Pour la scientifique :

"L'environnement unique de la mer Morte a contribué à préserver les graines, non seulement en raison de l'aridité mais aussi de l'atmosphère, à 400 mètres au-dessous du niveau de la mer, qui y est la plus dense au monde".

Hannah et la renaissance du dattier de Judée

Surprise ou petit miracle : l'une des graines germe et est un plant femelle, baptisé "Hannah" et transplanté en 2019. Dans les années suivantes, "Hannah" va livrer ses premières dattes, puis, au mois d'août dernier, une récolte abondante: 800 dattes marron clair, légèrement sèches mais au délicat goût de miel, dont quelques-unes seront mises en vente prochainement.

Depuis, "Hannah" a une soeur, "Judith", mise en terre fin septembre.
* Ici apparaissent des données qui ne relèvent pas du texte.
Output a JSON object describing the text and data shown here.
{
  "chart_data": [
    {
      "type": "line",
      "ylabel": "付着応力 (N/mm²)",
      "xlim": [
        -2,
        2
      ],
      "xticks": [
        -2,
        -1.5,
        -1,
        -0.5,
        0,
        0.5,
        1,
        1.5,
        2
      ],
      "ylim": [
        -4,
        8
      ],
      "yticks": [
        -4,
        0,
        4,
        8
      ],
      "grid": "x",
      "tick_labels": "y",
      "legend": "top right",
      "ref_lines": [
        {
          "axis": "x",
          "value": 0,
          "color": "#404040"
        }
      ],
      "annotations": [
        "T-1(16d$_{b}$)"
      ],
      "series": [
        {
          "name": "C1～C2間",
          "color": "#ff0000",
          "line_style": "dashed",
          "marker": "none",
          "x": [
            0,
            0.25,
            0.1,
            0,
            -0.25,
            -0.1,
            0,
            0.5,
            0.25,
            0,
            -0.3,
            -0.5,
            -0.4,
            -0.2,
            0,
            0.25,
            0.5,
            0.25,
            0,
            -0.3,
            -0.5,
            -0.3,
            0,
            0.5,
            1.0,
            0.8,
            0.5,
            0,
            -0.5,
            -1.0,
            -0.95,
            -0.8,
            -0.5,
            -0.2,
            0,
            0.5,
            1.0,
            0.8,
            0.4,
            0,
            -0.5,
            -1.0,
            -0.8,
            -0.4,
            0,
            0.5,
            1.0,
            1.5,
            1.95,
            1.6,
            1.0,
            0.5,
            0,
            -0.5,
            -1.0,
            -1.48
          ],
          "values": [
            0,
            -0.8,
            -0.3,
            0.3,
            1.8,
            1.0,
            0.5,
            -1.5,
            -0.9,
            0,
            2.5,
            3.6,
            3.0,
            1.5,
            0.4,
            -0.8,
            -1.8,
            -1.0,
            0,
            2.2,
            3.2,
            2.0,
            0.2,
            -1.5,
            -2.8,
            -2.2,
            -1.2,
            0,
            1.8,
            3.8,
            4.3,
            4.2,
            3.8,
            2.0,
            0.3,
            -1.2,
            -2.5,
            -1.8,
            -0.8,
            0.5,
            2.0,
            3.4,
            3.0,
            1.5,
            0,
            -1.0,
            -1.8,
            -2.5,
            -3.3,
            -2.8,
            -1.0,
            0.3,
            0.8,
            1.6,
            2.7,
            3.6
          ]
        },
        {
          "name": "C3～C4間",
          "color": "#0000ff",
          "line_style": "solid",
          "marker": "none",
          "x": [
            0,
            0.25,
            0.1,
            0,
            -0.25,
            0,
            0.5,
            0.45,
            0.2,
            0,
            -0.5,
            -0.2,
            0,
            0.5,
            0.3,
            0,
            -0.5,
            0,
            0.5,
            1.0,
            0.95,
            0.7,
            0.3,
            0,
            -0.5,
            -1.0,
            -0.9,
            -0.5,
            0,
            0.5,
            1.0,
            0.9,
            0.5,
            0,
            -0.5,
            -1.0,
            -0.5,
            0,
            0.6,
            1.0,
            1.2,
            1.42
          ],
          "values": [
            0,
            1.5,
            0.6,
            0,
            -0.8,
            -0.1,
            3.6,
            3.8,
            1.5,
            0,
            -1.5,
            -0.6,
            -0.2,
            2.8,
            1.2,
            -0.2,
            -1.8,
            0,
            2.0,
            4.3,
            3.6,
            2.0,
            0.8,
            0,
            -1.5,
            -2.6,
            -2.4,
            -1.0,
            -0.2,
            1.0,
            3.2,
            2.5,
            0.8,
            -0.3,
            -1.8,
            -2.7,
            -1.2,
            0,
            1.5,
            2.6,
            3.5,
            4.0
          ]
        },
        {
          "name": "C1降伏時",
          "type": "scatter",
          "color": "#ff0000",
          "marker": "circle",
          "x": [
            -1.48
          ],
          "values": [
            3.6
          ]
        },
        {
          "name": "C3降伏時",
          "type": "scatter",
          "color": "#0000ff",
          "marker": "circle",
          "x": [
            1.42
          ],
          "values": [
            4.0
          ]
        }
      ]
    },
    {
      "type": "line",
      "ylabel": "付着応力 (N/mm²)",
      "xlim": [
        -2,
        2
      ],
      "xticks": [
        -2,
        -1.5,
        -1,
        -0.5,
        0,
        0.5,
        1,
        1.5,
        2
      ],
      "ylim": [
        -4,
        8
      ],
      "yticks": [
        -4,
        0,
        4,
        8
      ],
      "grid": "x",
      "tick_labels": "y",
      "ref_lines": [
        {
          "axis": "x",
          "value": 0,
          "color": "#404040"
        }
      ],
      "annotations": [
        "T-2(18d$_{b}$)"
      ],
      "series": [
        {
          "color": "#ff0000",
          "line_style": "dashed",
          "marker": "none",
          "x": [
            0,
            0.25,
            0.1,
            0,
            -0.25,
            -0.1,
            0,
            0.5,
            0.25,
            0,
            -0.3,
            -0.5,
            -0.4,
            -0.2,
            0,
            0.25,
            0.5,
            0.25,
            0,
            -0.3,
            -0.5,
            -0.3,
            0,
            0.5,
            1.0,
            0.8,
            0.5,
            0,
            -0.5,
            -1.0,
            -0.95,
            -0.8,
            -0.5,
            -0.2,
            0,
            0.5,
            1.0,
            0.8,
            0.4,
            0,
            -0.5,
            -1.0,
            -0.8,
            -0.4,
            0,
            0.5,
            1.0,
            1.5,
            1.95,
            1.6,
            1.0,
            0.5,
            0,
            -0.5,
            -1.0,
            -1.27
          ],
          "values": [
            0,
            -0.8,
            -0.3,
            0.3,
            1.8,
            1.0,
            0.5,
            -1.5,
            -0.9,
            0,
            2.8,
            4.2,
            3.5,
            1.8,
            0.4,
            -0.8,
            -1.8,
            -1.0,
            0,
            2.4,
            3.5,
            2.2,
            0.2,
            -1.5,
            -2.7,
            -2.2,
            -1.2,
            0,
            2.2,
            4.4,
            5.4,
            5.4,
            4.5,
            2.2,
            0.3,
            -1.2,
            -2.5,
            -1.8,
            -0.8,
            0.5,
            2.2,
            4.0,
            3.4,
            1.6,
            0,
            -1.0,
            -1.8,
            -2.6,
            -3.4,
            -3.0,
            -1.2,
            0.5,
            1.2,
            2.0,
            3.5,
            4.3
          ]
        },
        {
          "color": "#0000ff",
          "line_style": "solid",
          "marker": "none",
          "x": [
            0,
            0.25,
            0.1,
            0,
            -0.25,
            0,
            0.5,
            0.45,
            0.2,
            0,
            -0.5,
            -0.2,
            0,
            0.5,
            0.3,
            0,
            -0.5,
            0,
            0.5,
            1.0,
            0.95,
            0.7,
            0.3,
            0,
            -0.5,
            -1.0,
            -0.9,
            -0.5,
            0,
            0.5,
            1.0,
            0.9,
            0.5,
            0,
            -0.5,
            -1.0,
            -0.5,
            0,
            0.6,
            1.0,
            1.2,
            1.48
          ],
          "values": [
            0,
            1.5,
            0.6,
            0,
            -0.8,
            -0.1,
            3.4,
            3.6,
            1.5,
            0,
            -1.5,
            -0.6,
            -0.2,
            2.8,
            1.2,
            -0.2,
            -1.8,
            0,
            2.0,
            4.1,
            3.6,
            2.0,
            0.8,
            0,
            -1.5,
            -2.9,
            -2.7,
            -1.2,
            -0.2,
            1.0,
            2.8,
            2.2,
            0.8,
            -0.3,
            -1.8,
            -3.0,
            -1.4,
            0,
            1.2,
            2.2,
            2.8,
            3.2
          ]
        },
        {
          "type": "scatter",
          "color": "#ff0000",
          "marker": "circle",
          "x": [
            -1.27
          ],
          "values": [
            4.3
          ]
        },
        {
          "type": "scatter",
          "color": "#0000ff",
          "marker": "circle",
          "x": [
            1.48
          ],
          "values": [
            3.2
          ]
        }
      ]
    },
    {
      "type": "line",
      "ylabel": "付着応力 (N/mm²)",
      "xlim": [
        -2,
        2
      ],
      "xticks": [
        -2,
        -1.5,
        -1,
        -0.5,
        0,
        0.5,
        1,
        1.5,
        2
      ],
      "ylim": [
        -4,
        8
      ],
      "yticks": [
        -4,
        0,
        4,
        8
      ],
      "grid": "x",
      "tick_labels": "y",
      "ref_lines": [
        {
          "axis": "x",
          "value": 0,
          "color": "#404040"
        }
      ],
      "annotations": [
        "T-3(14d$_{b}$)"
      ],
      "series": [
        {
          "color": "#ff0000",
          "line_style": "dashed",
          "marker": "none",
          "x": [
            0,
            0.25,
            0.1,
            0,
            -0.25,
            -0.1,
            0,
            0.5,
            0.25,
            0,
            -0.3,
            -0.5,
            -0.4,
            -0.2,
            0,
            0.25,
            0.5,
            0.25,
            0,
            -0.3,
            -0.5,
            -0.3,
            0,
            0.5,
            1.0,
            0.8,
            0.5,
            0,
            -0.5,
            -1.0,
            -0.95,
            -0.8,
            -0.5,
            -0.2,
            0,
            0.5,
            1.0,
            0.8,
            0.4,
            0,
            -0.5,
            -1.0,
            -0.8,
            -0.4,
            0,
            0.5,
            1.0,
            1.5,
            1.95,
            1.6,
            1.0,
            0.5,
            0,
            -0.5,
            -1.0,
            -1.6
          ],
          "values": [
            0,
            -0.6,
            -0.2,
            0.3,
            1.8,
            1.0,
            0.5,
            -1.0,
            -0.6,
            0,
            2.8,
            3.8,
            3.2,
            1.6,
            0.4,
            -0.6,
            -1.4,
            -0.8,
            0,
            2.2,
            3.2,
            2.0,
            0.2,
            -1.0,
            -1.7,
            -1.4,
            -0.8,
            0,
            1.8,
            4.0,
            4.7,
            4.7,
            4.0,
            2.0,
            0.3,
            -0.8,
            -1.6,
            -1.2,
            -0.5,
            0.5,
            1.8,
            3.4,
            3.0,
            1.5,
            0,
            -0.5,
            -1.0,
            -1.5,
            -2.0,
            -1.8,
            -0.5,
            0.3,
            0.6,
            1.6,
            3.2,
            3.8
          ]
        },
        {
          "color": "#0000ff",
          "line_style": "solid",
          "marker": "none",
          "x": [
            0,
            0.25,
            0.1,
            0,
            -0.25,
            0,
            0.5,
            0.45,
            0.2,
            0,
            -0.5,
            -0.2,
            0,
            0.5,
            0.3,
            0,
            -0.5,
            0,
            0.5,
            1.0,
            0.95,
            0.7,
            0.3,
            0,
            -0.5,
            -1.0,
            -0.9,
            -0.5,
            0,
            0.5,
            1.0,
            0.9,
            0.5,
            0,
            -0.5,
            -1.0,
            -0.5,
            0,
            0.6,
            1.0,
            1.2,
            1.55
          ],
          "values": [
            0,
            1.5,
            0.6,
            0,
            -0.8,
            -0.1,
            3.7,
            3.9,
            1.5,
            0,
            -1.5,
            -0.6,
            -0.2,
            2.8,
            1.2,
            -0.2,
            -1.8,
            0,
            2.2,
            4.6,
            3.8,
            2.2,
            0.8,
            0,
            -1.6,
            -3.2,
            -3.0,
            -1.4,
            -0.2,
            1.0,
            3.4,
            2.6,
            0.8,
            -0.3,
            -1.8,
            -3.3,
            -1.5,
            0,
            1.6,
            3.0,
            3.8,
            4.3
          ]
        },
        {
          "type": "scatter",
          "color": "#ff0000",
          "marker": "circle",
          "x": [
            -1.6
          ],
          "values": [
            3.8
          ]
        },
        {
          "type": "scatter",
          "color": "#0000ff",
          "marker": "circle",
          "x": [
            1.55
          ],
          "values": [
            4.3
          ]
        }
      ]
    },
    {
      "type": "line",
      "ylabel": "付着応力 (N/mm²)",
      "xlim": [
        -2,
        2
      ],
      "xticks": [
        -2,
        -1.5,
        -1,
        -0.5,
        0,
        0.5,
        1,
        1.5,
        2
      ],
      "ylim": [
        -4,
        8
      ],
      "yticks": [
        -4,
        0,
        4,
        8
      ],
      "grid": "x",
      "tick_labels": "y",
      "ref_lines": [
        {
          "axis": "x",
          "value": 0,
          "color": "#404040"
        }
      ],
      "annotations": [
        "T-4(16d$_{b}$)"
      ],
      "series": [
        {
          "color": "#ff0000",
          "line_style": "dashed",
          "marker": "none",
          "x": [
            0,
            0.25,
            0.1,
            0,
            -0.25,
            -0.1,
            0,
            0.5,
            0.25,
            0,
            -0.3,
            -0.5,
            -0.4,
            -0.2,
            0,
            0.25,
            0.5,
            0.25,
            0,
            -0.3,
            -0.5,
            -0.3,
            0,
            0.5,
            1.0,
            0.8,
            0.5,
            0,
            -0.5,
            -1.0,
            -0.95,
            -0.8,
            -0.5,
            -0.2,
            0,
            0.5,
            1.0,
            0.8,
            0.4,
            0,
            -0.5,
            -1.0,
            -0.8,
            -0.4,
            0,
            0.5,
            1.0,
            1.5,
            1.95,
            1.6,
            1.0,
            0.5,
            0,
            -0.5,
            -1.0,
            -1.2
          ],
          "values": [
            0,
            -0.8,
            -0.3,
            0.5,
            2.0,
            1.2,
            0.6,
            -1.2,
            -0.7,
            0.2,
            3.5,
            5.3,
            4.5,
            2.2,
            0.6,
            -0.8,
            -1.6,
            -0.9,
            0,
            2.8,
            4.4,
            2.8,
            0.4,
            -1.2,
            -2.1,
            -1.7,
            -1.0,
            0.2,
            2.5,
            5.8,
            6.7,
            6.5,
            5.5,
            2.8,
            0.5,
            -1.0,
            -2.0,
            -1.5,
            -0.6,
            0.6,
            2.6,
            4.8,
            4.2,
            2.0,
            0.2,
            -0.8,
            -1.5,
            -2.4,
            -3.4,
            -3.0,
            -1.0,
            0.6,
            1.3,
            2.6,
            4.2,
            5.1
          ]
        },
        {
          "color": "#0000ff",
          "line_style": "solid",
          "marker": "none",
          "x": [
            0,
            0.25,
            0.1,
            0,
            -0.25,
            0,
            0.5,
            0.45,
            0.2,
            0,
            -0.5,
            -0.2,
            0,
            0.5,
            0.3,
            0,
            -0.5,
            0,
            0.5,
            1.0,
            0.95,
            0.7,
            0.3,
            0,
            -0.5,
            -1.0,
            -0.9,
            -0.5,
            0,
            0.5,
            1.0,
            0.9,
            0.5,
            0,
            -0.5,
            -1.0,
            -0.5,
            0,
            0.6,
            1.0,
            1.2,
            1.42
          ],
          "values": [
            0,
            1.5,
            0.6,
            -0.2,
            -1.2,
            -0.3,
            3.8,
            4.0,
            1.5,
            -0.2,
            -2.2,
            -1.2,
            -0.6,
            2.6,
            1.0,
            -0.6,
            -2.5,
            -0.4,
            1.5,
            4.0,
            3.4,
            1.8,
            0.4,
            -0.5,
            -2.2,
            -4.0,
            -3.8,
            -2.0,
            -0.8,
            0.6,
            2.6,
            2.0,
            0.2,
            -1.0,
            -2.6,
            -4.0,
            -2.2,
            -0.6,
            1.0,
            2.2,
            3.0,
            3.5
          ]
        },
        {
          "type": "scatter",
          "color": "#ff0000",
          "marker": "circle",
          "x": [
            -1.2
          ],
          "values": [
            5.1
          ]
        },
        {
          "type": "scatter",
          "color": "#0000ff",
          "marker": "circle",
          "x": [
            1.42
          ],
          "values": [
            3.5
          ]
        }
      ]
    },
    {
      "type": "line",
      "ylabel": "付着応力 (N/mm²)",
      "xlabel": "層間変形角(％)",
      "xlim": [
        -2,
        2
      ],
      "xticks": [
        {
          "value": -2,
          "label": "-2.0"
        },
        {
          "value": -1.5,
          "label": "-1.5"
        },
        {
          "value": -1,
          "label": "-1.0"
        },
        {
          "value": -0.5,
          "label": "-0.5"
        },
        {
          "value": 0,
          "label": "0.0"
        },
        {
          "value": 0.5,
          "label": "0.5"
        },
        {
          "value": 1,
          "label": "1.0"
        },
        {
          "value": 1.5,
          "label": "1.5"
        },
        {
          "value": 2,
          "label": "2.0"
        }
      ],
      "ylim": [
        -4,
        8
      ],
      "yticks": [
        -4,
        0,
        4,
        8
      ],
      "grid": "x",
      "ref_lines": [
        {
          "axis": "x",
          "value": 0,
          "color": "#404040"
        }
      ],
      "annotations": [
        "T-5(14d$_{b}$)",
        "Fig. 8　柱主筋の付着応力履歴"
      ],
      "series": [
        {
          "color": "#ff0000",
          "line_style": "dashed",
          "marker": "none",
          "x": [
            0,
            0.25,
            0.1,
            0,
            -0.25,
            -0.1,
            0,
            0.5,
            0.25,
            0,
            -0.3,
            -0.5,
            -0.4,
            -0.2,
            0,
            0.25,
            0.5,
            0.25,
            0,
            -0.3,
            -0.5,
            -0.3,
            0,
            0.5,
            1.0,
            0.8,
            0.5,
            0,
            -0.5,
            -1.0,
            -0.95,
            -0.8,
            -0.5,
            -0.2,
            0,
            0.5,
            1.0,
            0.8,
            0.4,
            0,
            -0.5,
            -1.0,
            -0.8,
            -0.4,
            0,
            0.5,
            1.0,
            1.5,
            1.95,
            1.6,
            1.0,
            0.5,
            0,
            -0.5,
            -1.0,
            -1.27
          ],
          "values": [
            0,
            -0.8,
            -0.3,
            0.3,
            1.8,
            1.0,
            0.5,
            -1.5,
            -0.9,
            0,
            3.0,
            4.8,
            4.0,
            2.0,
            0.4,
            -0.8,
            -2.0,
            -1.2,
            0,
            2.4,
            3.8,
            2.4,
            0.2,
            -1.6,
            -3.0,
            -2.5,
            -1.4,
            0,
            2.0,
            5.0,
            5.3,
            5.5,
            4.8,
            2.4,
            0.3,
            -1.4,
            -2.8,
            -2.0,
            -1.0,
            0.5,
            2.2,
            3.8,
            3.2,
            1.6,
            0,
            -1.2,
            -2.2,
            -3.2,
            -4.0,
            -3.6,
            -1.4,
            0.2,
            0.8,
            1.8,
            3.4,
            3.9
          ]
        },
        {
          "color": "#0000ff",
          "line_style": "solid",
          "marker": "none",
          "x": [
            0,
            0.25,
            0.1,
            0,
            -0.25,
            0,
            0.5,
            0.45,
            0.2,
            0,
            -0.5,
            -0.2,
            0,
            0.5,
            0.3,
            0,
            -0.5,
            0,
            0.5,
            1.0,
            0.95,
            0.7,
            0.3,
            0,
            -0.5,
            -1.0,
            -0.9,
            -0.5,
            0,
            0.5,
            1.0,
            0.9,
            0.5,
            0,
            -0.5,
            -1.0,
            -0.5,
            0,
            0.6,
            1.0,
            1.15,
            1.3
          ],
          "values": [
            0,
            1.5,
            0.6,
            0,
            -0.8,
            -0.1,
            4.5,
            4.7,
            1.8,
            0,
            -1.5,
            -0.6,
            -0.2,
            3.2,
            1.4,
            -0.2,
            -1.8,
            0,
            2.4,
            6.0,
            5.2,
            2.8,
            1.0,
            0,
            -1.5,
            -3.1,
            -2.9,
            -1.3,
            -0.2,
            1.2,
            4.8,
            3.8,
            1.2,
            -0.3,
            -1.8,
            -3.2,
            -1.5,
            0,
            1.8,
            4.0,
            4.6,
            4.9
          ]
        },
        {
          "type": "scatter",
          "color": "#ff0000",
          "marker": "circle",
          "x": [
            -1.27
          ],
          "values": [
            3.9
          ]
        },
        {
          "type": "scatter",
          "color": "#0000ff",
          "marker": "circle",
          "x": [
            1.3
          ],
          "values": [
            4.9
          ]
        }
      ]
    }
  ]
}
« C'est une lueur d'espoir. Cela montre que la nature a plus d'un tour dans son sac", assure Sarah Sallon, inquiète de l'extinction. Elle peut laisser ses graines dormir pendant des milliers d'années, nous laisser penser qu'elles ont disparu et il suffit d'une paire de mains en or pour les ramener à la vie ».

Quelle leçon, quelle belle leçon. 

La dormance : le grain ne meurt jamais 

La grande interrogation qui en émane est la « dormance ». Notion au sens large de « vie au ralenti » la dormance est un aspect fascinant du monde du vivant. Bien sûr nous connaissons les phases d’hibernation de certains animaux (le hérisson, le loir, la marmotte, la tortue, etc.) mais quel émerveillement que les pouvoirs de dormance de certains organismes du monde végétal. Attendre le moment opportun, avoir des informations fiables que le moment est bien opportun, activer le pouvoir de reviviscence et faire redémarrer la Vie. Autant d’aspects qui nous interrogent et recèlent à l’évidence grandes sources d’espoirs, d’espérance devrions-nous dire. 

Une leçon d’espoir venue du vivant

Nous pouvons aussi nous plonger dans une approche extrêmement positive de ces principes. Nous pouvons aussi profiter d’une période de l’année, d’une année qui débute, non pas pour dormir au sens propre du terme, mais pour une forme de ralentissement au sens physique du terme afin de concentrer nos énergies pour relancer, réorienter, faire évoluer nos activités ou bien en démarrer de nouvelles.